Chińskie MSZ: mamy prawo do ochrony Morza Południowochińskiego
Chiny mają prawo wprowadzić strefę ochrony przeciwlotniczej na Morzu Południowochińskim, jednak wszelkie decyzje w tej sprawie będą zależeć od stopnia zagrożenia, przed jakim państwo stanie – powiedział dziś wiceszef chińskiej dyplomacji Liu Zhenmin.
– Po pierwsze musimy podkreślić, że Chiny mają prawo wprowadzić strefę ochrony przeciwlotniczej na Morzu Południowochińskim. Jednak czy tego potrzebujemy na Morzu Południowochińskim będzie zależeć od stopnia zagrożenia z jakim będziemy mieli do czynienia – mówił dziennikarzom w Pekinie wiceminister spraw zagranicznych.

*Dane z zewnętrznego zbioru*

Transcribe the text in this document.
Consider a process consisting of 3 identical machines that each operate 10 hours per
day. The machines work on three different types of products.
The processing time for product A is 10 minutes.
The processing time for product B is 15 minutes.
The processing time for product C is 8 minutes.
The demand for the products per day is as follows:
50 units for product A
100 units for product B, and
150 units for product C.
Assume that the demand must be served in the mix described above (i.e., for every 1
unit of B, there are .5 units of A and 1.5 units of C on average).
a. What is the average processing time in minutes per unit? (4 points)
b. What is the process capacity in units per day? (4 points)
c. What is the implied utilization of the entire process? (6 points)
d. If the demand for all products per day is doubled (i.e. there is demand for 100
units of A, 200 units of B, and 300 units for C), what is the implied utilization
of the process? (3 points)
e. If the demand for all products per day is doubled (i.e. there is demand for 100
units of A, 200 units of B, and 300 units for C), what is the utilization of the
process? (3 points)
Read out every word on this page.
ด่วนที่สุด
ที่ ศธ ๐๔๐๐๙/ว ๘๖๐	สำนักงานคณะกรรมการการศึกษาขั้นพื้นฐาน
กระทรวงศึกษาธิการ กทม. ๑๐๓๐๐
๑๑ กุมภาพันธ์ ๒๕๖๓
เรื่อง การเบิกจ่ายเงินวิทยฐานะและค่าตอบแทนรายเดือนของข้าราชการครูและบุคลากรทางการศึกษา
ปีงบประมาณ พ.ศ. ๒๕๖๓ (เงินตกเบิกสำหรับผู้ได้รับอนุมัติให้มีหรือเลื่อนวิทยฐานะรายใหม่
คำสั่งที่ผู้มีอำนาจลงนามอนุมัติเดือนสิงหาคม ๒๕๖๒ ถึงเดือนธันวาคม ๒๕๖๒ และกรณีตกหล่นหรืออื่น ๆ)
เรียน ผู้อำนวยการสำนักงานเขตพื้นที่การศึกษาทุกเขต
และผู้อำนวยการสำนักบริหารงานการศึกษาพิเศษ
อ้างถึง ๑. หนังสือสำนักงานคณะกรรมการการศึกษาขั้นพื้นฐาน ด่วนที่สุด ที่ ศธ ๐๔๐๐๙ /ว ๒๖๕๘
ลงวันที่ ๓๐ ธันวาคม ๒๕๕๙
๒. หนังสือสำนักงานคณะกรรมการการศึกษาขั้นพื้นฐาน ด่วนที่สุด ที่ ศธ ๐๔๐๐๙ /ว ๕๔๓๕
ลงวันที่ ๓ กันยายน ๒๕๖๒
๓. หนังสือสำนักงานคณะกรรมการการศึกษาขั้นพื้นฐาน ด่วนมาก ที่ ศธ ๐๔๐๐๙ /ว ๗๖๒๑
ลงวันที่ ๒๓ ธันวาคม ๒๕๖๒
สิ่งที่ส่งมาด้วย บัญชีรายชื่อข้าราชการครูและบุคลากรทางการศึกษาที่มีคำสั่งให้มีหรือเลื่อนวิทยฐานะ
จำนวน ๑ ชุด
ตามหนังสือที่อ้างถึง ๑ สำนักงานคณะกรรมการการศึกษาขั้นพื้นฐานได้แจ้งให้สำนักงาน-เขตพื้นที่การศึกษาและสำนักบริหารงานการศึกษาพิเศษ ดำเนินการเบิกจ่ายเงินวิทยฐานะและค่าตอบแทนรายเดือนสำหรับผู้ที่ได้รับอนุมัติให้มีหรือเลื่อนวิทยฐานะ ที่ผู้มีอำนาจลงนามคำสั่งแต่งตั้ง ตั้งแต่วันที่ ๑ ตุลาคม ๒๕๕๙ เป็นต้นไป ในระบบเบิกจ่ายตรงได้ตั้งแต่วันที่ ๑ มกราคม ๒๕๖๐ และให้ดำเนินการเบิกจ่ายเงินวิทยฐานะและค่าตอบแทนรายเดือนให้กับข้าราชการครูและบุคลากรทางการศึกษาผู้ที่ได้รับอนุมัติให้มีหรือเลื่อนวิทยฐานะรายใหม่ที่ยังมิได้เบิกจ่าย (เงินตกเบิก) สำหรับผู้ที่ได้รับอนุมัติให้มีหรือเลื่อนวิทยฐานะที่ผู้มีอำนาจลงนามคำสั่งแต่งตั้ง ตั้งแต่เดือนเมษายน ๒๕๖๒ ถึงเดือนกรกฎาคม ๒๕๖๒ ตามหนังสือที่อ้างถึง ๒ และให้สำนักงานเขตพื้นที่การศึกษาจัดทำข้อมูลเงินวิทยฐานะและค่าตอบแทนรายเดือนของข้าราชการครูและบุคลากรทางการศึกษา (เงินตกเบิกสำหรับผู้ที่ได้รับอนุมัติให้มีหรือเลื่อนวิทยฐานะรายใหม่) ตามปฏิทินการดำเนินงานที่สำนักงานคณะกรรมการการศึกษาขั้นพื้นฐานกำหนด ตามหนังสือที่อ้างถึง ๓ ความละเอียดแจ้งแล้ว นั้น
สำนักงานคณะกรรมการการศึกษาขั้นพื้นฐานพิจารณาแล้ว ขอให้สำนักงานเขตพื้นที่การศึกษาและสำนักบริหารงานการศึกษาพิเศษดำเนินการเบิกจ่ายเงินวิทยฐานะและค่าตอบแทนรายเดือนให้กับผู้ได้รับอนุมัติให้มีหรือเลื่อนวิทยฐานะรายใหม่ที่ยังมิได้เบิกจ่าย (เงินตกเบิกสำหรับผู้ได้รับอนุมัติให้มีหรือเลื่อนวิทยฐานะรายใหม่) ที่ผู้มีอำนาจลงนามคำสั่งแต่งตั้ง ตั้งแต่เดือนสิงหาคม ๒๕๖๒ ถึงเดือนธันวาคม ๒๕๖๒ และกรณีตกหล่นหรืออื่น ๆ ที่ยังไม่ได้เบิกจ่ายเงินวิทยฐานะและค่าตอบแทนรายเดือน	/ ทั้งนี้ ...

Dodał, że Chiny chcą jednak wrócić do stołu rozmów z Filipinami na temat tego spornego akwenu.
– Chiny podejmą wszelkie konieczne działania, aby chronić swoją suwerenność terytorialną, a także prawa i interesy morskie – podkreśla z kolei na pierwszej stronie w środę dziennik rządowy ,,People’s Daily”.
W ramach rozpatrywania pozwu złożonego przez Filipiny Stały Trybunał Arbitrażowy w Hadze uznał we wtorek za bezzasadne roszczenia Chin do traktowania znacznej części Morza Południowochińskiego jako ich własnej strefy ekonomicznej.
Komentując ten wyrok inne chińskie media nazwały Stały Trybunał Arbitrażowy w Hadze ,,marionetką” zewnętrznych sił.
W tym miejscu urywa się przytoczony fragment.